Es war das erhofft spannende Match, auch wenn die ersten und letzten beiden Partien bereits kurz nach der erlaubten „20 Züge-Grenze“ friedlich endeten. Die Bremer hatten sich einiges vorgenommen und „versteckten“ Zahar Efimenko am Samstag noch, um ihn dann am Sonntag morgen aus dem Hut zu zaubern. Mit Schwarz gegen den neuernannten „Mister Bundesliga“ Arkadij Naiditsch ist vielleicht nicht die dankbarste Aufgabe, aber mit dem Überraschungseffekt gelang es dem Ukrainer relativ locker auszugleichen und sogar leichten Druck zu entwickeln. Ein wunderbares Saisondebüt gelang dem dänischen Spitzensekundanten Peter Heine Nielsen, der seinen Schützling Magnus Carlsen für das am Montag startende „Grenke-Classic“ begleitete und vermutlich am Wochenende kurzzeitig einmal die Rollen tauschen durfte. Zwei Siege, darunter am Sonntag in sehr überzeugender Manier gegen „Prinz“ Matthias Bluebaum, der seine erste Saisonniederlage kassierte.

Führung also für den Dauermeister, alles im Lot also, oder? Shirov hatte einige Probleme gegen Luke McShane, konnte diese aber lösen und in der letzten Partie des Matches vielleicht sogar noch einiges versuchen, sicherte aber lieber zum 4-4 ab, was praktisch den Titel bedeutet.
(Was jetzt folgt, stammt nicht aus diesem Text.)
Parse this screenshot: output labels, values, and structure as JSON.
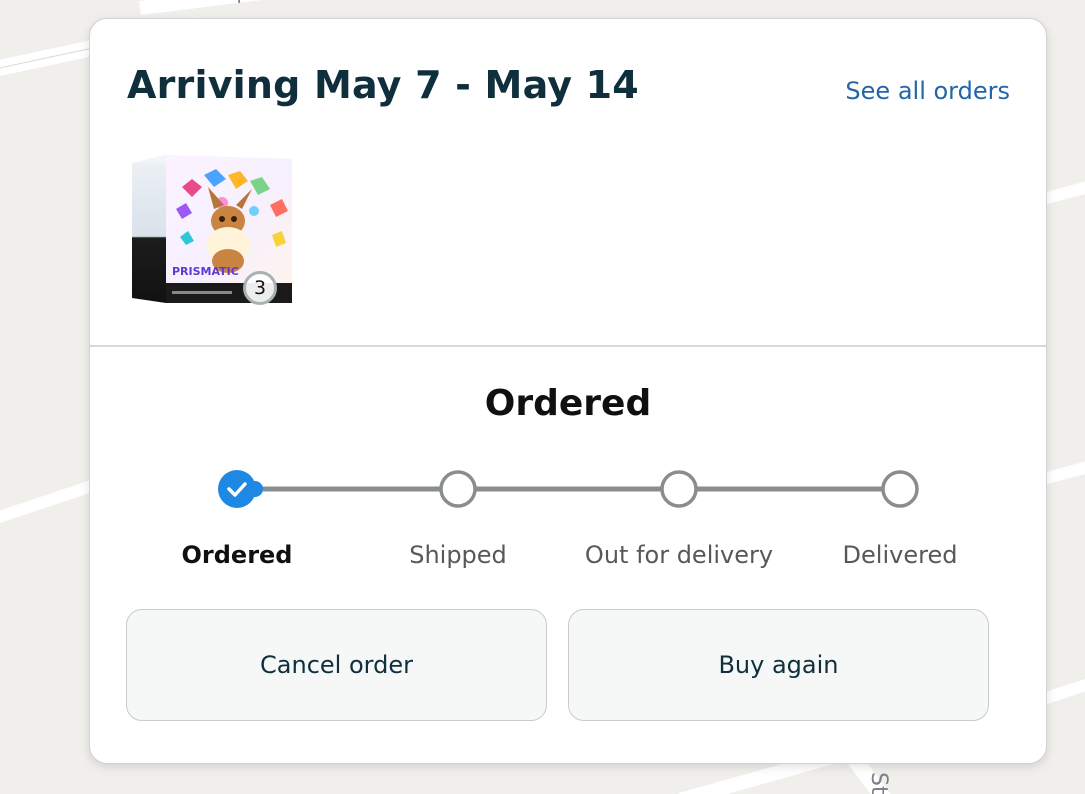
{
  "colors": {
    "accent": "#1e88e5",
    "title": "#0f2f3d",
    "link": "#2266a8",
    "track": "#8a8d8d",
    "map_bg": "#f1efeb"
  },
  "order_card": {
    "arrival_title": "Arriving May 7 - May 14",
    "see_all_link": "See all orders",
    "product": {
      "quantity": "3",
      "image_icon": "product-box-image",
      "box_text": "PRISMATIC"
    },
    "status_heading": "Ordered",
    "tracker": {
      "current_step_index": 0,
      "steps": [
        {
          "label": "Ordered",
          "state": "completed",
          "icon": "check-icon"
        },
        {
          "label": "Shipped",
          "state": "pending"
        },
        {
          "label": "Out for delivery",
          "state": "pending"
        },
        {
          "label": "Delivered",
          "state": "pending"
        }
      ]
    },
    "actions": {
      "cancel_label": "Cancel order",
      "buy_again_label": "Buy again"
    }
  },
  "map": {
    "street_label_partial": "St"
  }
}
Wieso 4-4? Wo war etwas schief gelaufen? Liviu-Dieter Nisipeanu wird seine erste Saison unter deutscher Flagge sicher ganz schnell vergessen wollen, vereinigt er doch alles Pech des Teams auf seinem Brett! Sechs Partien hat Baden Baden in dieser Spielzeit verloren, davon einmal Bacrot mit Schwarz gegen Gelfand (was vorkommen kann) und einmal Georg Meier. Die restlichen vier Niederlagen gehen alle auf das Konto der deutschen Nummer 2, so dass bereits unter manchen Liga-Konkurrenten gegrinst wird, er wäre vielleicht doch lieber Rumäne geblieben. Gegen Tomi Nyback (durch die Efimenko-Einwechslung zum zweiten Mal mit Weiß) geriet er nach der Eröffnung unter unangenehmen Druck und wurde bei der Suche nach Gegenspiel böse erwischt:

Nyback,Tomi (2604) - Nisipeanu,Liviu-Dieter (2658)
SBL 1415 OSG Baden Baden - Werder Bremen (9.5), 01.02.2015


Stellung nach 34.Dc3:

Weiß steht gut, vielleicht sogar sehr gut, aber so ganz einfach ist die Sache noch nicht. 34...hxg3? 34...b5 ist zwar häßlich, aber notwendig, in der Partie wird nun der gefesselte Springer zum tragischen Helden. 35.e5! 35.hxg3 darauf hatte Schwarz vielleicht gehofft, aber nach dem Textzug geht es schnell bergab. 35...Ld8 ist nicht besonders hübsch, hält den weißen Vorteil aber in Grenzen (35...b5 um 36.d5 mit 36...Db6+ abzufedern wäre auch möglich); 35.d5!? gxh2+ 36.Kh1 Sh5 scheint auch zu gehen, allerdings ist Weiß jetzt gezwungen Sf1 zu spielen, was er vielleicht nicht so gerne macht 37.Sf1 exd5 38.exd5 und auch wenn der Rechner eine Figur mehr für Weiß sieht, ein wenig bedrohlich sieht es um den weißen König auch aus. 35...gxh2+[35...Sd5 36.Lxd5 exd5 37.b5 und Weiß gewinnt eine Figur 36.Kxh2 Sd5 37.Lxd5 exd5 38.b5 Dc8 39.bxc6 Lg5 40.Sf3 Lf4+ 41.Kg2 1-0

Am Ende also ein leistungsgerechtes Unentschieden, mit dem beide Teams gut leben können, Tabellenplatz 1 und 2 gefestigt, Bremen hat zwei Punkte Rückstand auf die Spitze, aber drei Vorsprung auf den Dritten, dazu ein recht lockeres Restprogramm. Wenn es gegen Schwäbisch Hall und Dresden nicht zwei Niederlagen geben sollte, dann heißt der Vizemeister wohl Werder Bremen.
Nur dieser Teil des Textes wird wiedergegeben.